Gen X grew up largely without the Internet, Millennials aged alongside computers and other emerging technologies, and Gen Z is made of digital natives that don’t know life without mobile devices.
Now, with a global pandemic wreaking havoc for months now, kids are growing up enduring social distancing restrictions and mask requirements. Facing a conflict unique to recent generations, they don’t even know that the “new normal” is new or what COVID-19 is keeping them from.
Within the last month, small children all over the country began school or even daycare amidst the uncertainty that clouds the minds of both their parents and teachers. Right here in Leon County, students began in-person classes on Aug. 31. Families were presented three models: School-Based Digital Academy, Leon County Virtual School, and of course In-person instruction. Desks will be facing one direction and be placed six-feet apart where possible, according to the reopening plan on Leon County Schools’ website. Masks, a six-foot safe distance maintained at all possible times, and constant sanitization are all present in every classroom. Teachers and parents are having to adjust to school like they’ve never seen it before while their kids don’t know the difference.

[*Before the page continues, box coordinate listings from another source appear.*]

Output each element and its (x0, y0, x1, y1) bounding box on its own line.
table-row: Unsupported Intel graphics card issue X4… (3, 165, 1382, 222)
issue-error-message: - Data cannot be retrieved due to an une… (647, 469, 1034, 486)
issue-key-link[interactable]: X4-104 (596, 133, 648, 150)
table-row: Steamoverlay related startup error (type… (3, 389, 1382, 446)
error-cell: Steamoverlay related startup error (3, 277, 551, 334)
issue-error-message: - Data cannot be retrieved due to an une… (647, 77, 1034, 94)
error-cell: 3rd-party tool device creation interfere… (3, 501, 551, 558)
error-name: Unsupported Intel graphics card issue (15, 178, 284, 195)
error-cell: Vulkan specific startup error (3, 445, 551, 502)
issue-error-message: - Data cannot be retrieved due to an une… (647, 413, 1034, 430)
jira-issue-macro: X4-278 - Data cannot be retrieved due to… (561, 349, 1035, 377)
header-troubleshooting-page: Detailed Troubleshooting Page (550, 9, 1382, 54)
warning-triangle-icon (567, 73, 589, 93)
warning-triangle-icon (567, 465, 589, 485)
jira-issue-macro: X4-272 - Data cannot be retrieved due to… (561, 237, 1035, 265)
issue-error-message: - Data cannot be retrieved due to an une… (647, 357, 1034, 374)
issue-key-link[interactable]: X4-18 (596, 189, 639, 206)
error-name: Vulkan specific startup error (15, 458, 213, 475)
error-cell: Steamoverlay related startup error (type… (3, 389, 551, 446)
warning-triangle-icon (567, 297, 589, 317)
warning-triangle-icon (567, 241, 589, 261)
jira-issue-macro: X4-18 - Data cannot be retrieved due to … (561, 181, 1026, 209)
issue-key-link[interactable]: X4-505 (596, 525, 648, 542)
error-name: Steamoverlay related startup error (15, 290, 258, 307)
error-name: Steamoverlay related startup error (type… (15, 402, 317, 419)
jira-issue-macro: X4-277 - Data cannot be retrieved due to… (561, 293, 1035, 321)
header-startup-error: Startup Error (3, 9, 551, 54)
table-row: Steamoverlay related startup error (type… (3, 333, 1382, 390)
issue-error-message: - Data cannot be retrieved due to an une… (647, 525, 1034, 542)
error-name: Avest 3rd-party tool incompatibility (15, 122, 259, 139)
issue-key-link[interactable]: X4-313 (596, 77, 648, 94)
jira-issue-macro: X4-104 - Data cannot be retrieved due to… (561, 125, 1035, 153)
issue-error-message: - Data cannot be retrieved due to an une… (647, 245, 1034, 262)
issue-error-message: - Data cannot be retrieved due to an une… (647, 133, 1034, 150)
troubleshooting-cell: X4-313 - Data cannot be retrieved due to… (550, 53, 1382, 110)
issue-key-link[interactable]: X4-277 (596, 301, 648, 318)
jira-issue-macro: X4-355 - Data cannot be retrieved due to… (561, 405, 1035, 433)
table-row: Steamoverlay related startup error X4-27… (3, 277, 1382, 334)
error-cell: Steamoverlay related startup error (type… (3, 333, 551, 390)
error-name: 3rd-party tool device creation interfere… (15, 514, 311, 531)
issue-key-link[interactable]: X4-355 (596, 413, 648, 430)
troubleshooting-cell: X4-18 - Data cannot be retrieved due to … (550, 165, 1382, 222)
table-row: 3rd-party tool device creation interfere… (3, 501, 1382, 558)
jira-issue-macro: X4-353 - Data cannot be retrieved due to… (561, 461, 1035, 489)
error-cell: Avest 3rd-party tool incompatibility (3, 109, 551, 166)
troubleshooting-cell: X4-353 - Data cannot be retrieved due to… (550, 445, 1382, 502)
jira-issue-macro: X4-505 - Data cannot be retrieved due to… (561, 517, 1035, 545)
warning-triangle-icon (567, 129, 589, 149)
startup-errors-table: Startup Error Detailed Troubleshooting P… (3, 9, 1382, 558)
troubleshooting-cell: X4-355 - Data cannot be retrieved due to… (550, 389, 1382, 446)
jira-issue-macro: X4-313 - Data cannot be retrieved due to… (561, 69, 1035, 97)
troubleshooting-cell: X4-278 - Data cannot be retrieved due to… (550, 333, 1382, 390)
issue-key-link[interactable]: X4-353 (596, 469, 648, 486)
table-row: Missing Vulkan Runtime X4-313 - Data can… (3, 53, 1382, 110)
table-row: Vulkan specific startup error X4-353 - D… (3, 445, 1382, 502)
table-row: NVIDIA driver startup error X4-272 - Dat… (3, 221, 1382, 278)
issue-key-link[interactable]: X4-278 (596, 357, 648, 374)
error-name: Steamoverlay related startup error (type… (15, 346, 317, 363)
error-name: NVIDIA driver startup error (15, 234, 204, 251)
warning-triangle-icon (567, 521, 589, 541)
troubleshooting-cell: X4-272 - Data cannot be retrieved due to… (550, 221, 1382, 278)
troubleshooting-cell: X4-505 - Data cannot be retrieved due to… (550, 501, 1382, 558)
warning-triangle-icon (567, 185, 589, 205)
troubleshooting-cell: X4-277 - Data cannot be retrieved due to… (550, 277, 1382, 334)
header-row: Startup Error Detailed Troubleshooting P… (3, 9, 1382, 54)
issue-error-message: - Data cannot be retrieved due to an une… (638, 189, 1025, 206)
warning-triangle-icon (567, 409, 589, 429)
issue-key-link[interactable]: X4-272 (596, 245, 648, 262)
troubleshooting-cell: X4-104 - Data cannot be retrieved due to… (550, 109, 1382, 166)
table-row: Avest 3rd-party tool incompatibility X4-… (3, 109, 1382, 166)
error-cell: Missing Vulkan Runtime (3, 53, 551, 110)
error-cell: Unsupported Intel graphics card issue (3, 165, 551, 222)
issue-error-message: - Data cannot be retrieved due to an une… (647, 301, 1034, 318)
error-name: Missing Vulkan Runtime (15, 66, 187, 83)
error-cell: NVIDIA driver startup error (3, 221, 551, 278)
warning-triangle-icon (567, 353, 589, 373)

Tatiana Camacho, a student at FAMU and a mother of a 3-year-old, understands the many risks and challenges of children and COVID-19 as she recently decided to homeschool her daughter. Despite being advised that children under the age of five don’t need to wear masks, she has her daughter wear one anyway, for safety and because she knows her child. Finding the masks necessary but tedious herself, Camacho works every day to instill the importance of them into her daughter, Jaliyah.
“I’m trying to teach her, but it’s hard,” Camacho said. “She still doesn’t understand it.”
Young kids are as absorbent as sponges and as impressionable as clay. As they grow and develop into functioning parts of society, their early interactions with people are crucial. Spending time with peers is one method kids take to learn how to empathize, share, develop relationships, and make decisions, according to developmental psychologist Deborah Phillips from Georgetown University.
“Social and emotional learning begins in infancy, and social skills form the foundation for other types of learning,” Phillips said in a recent interview with The New York Times.
Even as kids in 2020 use their colorful imagination to play with dolls or action figures, the events and safety measures they see daily still take an effect. Lisa Taksa applauded her 4-year-old son’s ability to cope.
“In his play, I’ll hear him say, ‘This bear is going to the museum and he has to wear his mask,’” Taksa said in an interview with Time magazine.
Thankfully, humans are built to adapt to their environment and circumstances and have been doing it since the beginning of time. Nonetheless, the restrictions now placed on socialization will undoubtedly take a toll on the development of kids growing up during these unprecedented times.
Until things go back to normal, kids will have to sit criss-cross applesauce as their parents tell them about a world they’ve never known. A world full of restaurants at 100% capacity, concerts where you’re way too close to strangers, and the privilege of seeing the entirety of someone’s face, mask-free.